At the acupuncture clinic, a patient volunteer is utilized to show how five gold needles inserted at specified acupoints on the ear can lead to a significant reduction in pain.

Niemtzow says, “If you’re a doctor, it’s easy to get to the ear. And people do not want to remove their clothes.” Even if only 10 needles are used and within a very localized body part, the process will lead to a complete or partial alleviation of pain.

It can also be a very easy gateway by which other doctors can be trained in acupuncture therapy. Dr. Niemtzow is presently working in the Joint Base Andrews at the Air Force Acupuncture Center. He has been awarded with a $5.4 million funding and his job is to educate as many doctors as possible who want to learn the procedure.

Niemtzow explains, “Doctors may expect a course lasting three to four hours, during which they study about the history of the development of the protocol, learn where the acupoints are situated in the ear, and how they should handle these tiny needles—measuring millimeters lengthwise — basically sticking them into predetermined acupoints on the ear.” He added, “The doctors would learn how to practice safety techniques and learn about potential side effects.”

Around 500 doctors from the VA and military services have finished the course. Niemtzow was even a guest lecturer in Beijing, China where he also taught a course on battlefield acupuncture.  The Chinese military were so impressed by his knowledge and grasp of the technique that they invited him as well as six other military doctors to visit a Chinese air force base to demonstrate the procedure to their doctors.

Controlling the Overuse of Opioids

These days, it may come as a pleasant surprise to many that a lot of military doctors are willing to accept what is still claimed by many to be pseudo-science. However, the response of military doctors is that they’re willing to try any alternative treatment so long as it halts the tide of opioid use and overuse among veterans and in the military.

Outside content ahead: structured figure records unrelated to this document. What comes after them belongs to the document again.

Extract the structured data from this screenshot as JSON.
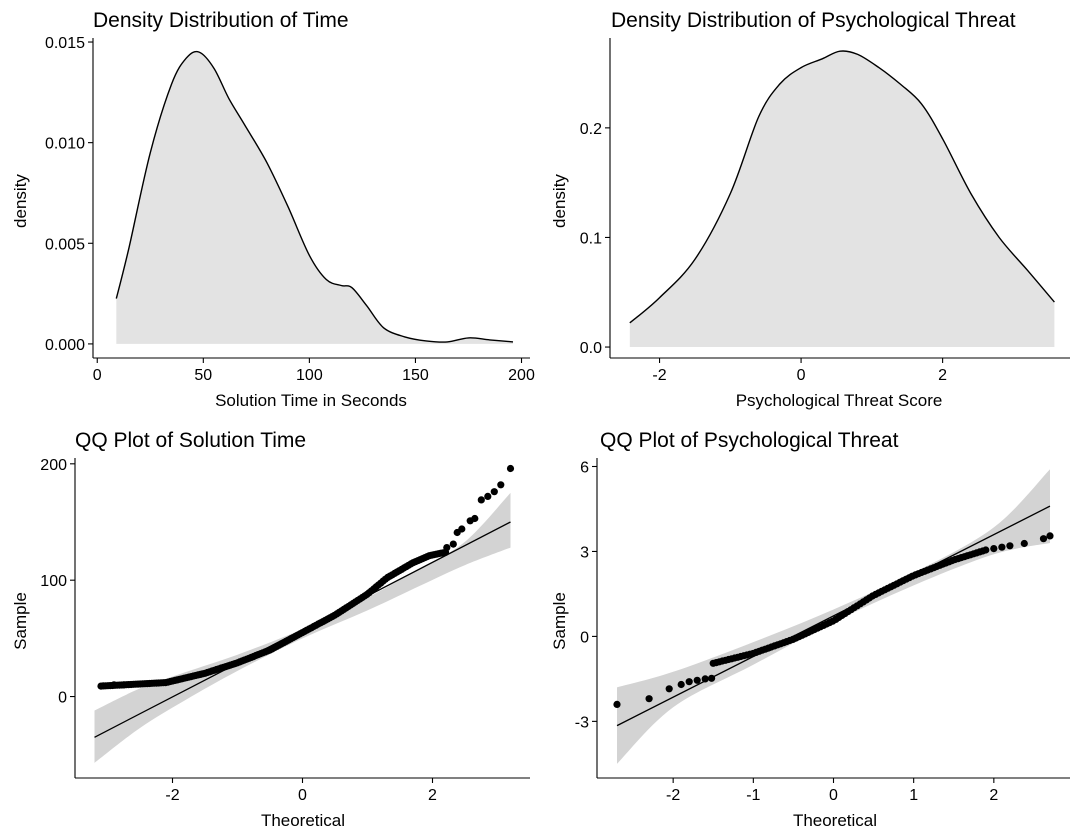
{
  "chart_data": [
    {
      "type": "area",
      "title": "Density Distribution of Time",
      "xlabel": "Solution Time in Seconds",
      "ylabel": "density",
      "xlim": [
        -2,
        204
      ],
      "ylim": [
        -0.0007,
        0.0152
      ],
      "xticks": [
        0,
        50,
        100,
        150,
        200
      ],
      "yticks": [
        0.0,
        0.005,
        0.01,
        0.015
      ],
      "ytick_labels": [
        "0.000",
        "0.005",
        "0.010",
        "0.015"
      ],
      "x": [
        9,
        15,
        25,
        35,
        42,
        48,
        55,
        62,
        70,
        80,
        90,
        100,
        108,
        115,
        120,
        127,
        135,
        145,
        155,
        165,
        175,
        185,
        196
      ],
      "y": [
        0.00225,
        0.0048,
        0.0095,
        0.0129,
        0.0142,
        0.0145,
        0.0137,
        0.0122,
        0.0108,
        0.009,
        0.0068,
        0.0044,
        0.0032,
        0.0029,
        0.0028,
        0.0019,
        0.0008,
        0.00035,
        0.00015,
        0.0001,
        0.0003,
        0.0002,
        0.0001
      ]
    },
    {
      "type": "area",
      "title": "Density Distribution of Psychological Threat",
      "xlabel": "Psychological Threat Score",
      "ylabel": "density",
      "xlim": [
        -2.7,
        3.8
      ],
      "ylim": [
        -0.01,
        0.282
      ],
      "xticks": [
        -2,
        0,
        2
      ],
      "yticks": [
        0.0,
        0.1,
        0.2
      ],
      "ytick_labels": [
        "0.0",
        "0.1",
        "0.2"
      ],
      "x": [
        -2.42,
        -2.0,
        -1.5,
        -1.0,
        -0.6,
        -0.3,
        0.0,
        0.3,
        0.55,
        0.8,
        1.1,
        1.4,
        1.7,
        2.0,
        2.4,
        2.8,
        3.2,
        3.58
      ],
      "y": [
        0.022,
        0.045,
        0.08,
        0.14,
        0.21,
        0.24,
        0.255,
        0.263,
        0.27,
        0.267,
        0.255,
        0.24,
        0.222,
        0.19,
        0.14,
        0.1,
        0.07,
        0.041
      ]
    },
    {
      "type": "scatter",
      "title": "QQ Plot of Solution Time",
      "xlabel": "Theoretical",
      "ylabel": "Sample",
      "xlim": [
        -3.5,
        3.5
      ],
      "ylim": [
        -70,
        205
      ],
      "xticks": [
        -2,
        0,
        2
      ],
      "yticks": [
        0,
        100,
        200
      ],
      "line": [
        [
          -3.2,
          -35
        ],
        [
          3.2,
          150
        ]
      ],
      "band_upper": [
        [
          -3.2,
          -12
        ],
        [
          -2.5,
          7
        ],
        [
          -1.8,
          21
        ],
        [
          -1.0,
          36
        ],
        [
          0.0,
          58
        ],
        [
          1.0,
          85
        ],
        [
          1.8,
          110
        ],
        [
          2.5,
          133
        ],
        [
          3.2,
          175
        ]
      ],
      "band_lower": [
        [
          -3.2,
          -57
        ],
        [
          -2.5,
          -27
        ],
        [
          -1.8,
          -3
        ],
        [
          -1.0,
          22
        ],
        [
          0.0,
          50
        ],
        [
          1.0,
          74
        ],
        [
          1.8,
          95
        ],
        [
          2.5,
          113
        ],
        [
          3.2,
          128
        ]
      ],
      "points": {
        "curve": [
          [
            -3.1,
            9
          ],
          [
            -2.1,
            12
          ],
          [
            -1.5,
            20
          ],
          [
            -1.0,
            29
          ],
          [
            -0.5,
            40
          ],
          [
            0.0,
            55
          ],
          [
            0.5,
            70
          ],
          [
            1.0,
            88
          ],
          [
            1.3,
            102
          ],
          [
            1.7,
            115
          ],
          [
            1.95,
            121
          ],
          [
            2.2,
            124
          ]
        ],
        "n": 150,
        "extra": [
          [
            -2.9,
            10
          ],
          [
            -2.75,
            10
          ],
          [
            2.22,
            128
          ],
          [
            2.32,
            131
          ],
          [
            2.38,
            141
          ],
          [
            2.45,
            144
          ],
          [
            2.58,
            151
          ],
          [
            2.65,
            153
          ],
          [
            2.75,
            169
          ],
          [
            2.85,
            172
          ],
          [
            2.95,
            176
          ],
          [
            3.05,
            182
          ],
          [
            3.2,
            196
          ]
        ]
      }
    },
    {
      "type": "scatter",
      "title": "QQ Plot of Psychological Threat",
      "xlabel": "Theoretical",
      "ylabel": "Sample",
      "xlim": [
        -2.95,
        2.95
      ],
      "ylim": [
        -5.0,
        6.3
      ],
      "xticks": [
        -2,
        -1,
        0,
        1,
        2
      ],
      "yticks": [
        -3,
        0,
        3,
        6
      ],
      "line": [
        [
          -2.7,
          -3.15
        ],
        [
          2.7,
          4.6
        ]
      ],
      "band_upper": [
        [
          -2.7,
          -1.8
        ],
        [
          -2.0,
          -1.25
        ],
        [
          -1.0,
          -0.2
        ],
        [
          0.0,
          0.95
        ],
        [
          1.0,
          2.25
        ],
        [
          2.0,
          3.85
        ],
        [
          2.7,
          5.9
        ]
      ],
      "band_lower": [
        [
          -2.7,
          -4.5
        ],
        [
          -2.0,
          -2.5
        ],
        [
          -1.0,
          -1.0
        ],
        [
          0.0,
          0.5
        ],
        [
          1.0,
          1.8
        ],
        [
          2.0,
          2.9
        ],
        [
          2.7,
          3.3
        ]
      ],
      "points": {
        "curve": [
          [
            -1.5,
            -0.95
          ],
          [
            -1.0,
            -0.6
          ],
          [
            -0.5,
            -0.1
          ],
          [
            0.0,
            0.55
          ],
          [
            0.5,
            1.45
          ],
          [
            1.0,
            2.15
          ],
          [
            1.5,
            2.7
          ],
          [
            1.9,
            3.05
          ]
        ],
        "n": 90,
        "extra": [
          [
            -2.7,
            -2.4
          ],
          [
            -2.3,
            -2.2
          ],
          [
            -2.05,
            -1.85
          ],
          [
            -1.9,
            -1.7
          ],
          [
            -1.8,
            -1.6
          ],
          [
            -1.7,
            -1.55
          ],
          [
            -1.6,
            -1.5
          ],
          [
            -1.52,
            -1.48
          ],
          [
            2.0,
            3.1
          ],
          [
            2.1,
            3.15
          ],
          [
            2.2,
            3.2
          ],
          [
            2.38,
            3.28
          ],
          [
            2.62,
            3.45
          ],
          [
            2.7,
            3.55
          ]
        ]
      }
    }
  ]
}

From 2001 to 2009, prescription analgesic abuse and prescriptions for powerful analgesics rose fourfold and is the second biggest reason servicemembers enter the substance abuse programs of the military.

Dr Nimetzow says, “The primary reason for this entire project is to use acupuncture to help lessen the use of opioids.” Is it cost effective? Can it be a great substitute to some habit-forming painkilling drug?” “Is there a quick return to duty? And when returning to duty, will they be safe?

Since the funding comes with a timeline of only two years, Niemtzow will need to answer these questions fast. The center will monitor doctors who have taken the course and observe how they integrate acupuncture into their own clinics.

Niemtzow says, “There was a resistance to acupuncture in the beginning. Most people consider it as pseudo-science and medical schools do not offer courses for it”. “But for healthcare providers, results are all that matters. So when doctors start to see patients getting better, they pay attention.” It became a huge success because the results can be duplicated, it is easy to learn and could be learned within a few hours, it is inexpensive, and very portable.”

However, not all people respond to this treatment.  There have been patients who found the treatment ineffective. Nonetheless, doctors who have adopted this protocol have found it works very well in patients for whom drugs have proven ineffective. Prescription drugs and acupuncture have also been combined so that patients can reduce their intake of painkillers.

According to Niemtzow “Every day, we’re getting requests from military bases across the country and even from other countries requesting to be educated in the therapy”.